Personalize Anything for Free with Diffusion Transformer
Haoran Feng, Zehuan Huang, Lin Li, Hairong Lv, Lu Sheng
2025-03-18

Summary
This paper presents Personalize Anything, a new method for creating personalized images using AI models called Diffusion Transformers (DiTs). It allows users to generate images of specific subjects and edit them in various ways without needing extensive training.
What's the problem?
Existing methods for personalized image generation often struggle with maintaining the subject's identity, have limited applicability, or are not compatible with Diffusion Transformer models. Training-based methods are also computationally expensive.
What's the solution?
Personalize Anything leverages the DiT architecture and introduces a technique where tokens from a reference subject are used to replace denoising tokens, enabling zero-shot subject reconstruction. It uses timestep-adaptive token replacement to ensure subject consistency and patch perturbation strategies to increase structural diversity. This allows for layout-guided generation, multi-subject personalization, and mask-controlled editing.
Why it matters?
This work matters because it offers a more efficient and versatile way to personalize image generation using DiTs, allowing users to easily create and edit images of specific subjects with greater control and fidelity.
Abstract
Personalized image generation aims to produce images of user-specified concepts while enabling flexible editing. Recent training-free approaches, while exhibit higher computational efficiency than training-based methods, struggle with identity preservation, applicability, and compatibility with diffusion transformers (DiTs).

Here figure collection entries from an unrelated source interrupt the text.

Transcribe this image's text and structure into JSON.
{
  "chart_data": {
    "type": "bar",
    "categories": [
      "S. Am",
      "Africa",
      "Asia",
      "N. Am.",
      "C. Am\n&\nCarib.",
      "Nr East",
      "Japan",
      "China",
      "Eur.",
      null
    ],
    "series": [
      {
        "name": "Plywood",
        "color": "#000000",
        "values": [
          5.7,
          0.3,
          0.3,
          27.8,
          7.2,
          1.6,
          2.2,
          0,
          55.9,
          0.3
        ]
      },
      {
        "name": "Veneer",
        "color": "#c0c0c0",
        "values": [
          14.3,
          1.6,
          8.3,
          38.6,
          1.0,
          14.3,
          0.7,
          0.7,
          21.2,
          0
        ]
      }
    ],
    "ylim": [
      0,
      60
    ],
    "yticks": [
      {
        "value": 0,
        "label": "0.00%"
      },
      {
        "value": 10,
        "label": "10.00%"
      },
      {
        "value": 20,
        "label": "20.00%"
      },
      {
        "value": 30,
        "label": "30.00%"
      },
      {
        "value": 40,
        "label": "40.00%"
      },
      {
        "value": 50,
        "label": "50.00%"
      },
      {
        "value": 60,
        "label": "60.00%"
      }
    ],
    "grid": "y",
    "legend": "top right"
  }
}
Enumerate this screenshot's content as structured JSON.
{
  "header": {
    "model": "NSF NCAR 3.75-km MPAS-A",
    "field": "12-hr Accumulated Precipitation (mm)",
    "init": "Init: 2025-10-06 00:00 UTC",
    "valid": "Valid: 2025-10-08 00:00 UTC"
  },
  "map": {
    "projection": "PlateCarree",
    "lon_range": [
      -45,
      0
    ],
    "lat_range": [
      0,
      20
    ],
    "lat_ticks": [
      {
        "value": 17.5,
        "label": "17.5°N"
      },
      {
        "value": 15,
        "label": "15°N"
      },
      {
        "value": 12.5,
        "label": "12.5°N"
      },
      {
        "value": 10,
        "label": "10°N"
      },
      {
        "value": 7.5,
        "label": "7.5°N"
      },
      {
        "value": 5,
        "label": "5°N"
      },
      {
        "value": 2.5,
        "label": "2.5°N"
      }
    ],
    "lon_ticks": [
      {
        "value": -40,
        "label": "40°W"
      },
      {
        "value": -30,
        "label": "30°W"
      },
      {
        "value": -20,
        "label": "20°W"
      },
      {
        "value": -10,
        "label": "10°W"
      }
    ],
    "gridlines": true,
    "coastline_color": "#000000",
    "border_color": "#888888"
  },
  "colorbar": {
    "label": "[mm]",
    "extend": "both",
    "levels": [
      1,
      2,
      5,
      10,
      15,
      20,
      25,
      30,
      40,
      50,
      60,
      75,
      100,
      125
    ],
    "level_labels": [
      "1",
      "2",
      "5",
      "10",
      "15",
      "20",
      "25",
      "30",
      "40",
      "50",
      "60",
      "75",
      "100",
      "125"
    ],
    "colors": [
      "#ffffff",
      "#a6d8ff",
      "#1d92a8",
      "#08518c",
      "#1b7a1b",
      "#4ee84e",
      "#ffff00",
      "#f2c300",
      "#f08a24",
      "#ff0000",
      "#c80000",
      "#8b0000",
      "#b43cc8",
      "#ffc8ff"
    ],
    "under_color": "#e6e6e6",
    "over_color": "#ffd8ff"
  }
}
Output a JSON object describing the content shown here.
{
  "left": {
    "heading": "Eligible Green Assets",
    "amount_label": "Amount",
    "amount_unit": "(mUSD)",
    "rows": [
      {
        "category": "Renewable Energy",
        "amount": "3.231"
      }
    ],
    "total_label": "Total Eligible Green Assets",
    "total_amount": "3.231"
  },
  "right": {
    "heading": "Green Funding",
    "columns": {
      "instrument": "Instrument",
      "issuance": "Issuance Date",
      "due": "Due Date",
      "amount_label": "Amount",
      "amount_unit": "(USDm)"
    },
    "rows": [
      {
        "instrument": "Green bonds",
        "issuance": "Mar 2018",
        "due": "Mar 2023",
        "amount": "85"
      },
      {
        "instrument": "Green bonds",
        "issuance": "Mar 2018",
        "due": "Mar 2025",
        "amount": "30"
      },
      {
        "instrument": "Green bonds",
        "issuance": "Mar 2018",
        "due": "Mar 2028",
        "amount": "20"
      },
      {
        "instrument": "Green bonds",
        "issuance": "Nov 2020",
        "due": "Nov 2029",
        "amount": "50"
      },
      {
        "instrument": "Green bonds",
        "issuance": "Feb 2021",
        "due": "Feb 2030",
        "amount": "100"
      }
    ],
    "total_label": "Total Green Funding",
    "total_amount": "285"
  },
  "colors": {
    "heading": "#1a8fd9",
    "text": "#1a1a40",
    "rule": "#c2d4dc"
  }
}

In this paper, we uncover the untapped potential of DiT, where simply replacing denoising tokens with those of a reference subject achieves zero-shot subject reconstruction. This simple yet effective feature injection technique unlocks diverse scenarios, from personalization to image editing. Building upon this observation, we propose Personalize Anything, a training-free framework that achieves personalized image generation in DiT through: 1) timestep-adaptive token replacement that enforces subject consistency via early-stage injection and enhances flexibility through late-stage regularization, and 2) patch perturbation strategies to boost structural diversity. Our method seamlessly supports layout-guided generation, multi-subject personalization, and mask-controlled editing. Evaluations demonstrate state-of-the-art performance in identity preservation and versatility. Our work establishes new insights into DiTs while delivering a practical paradigm for efficient personalization.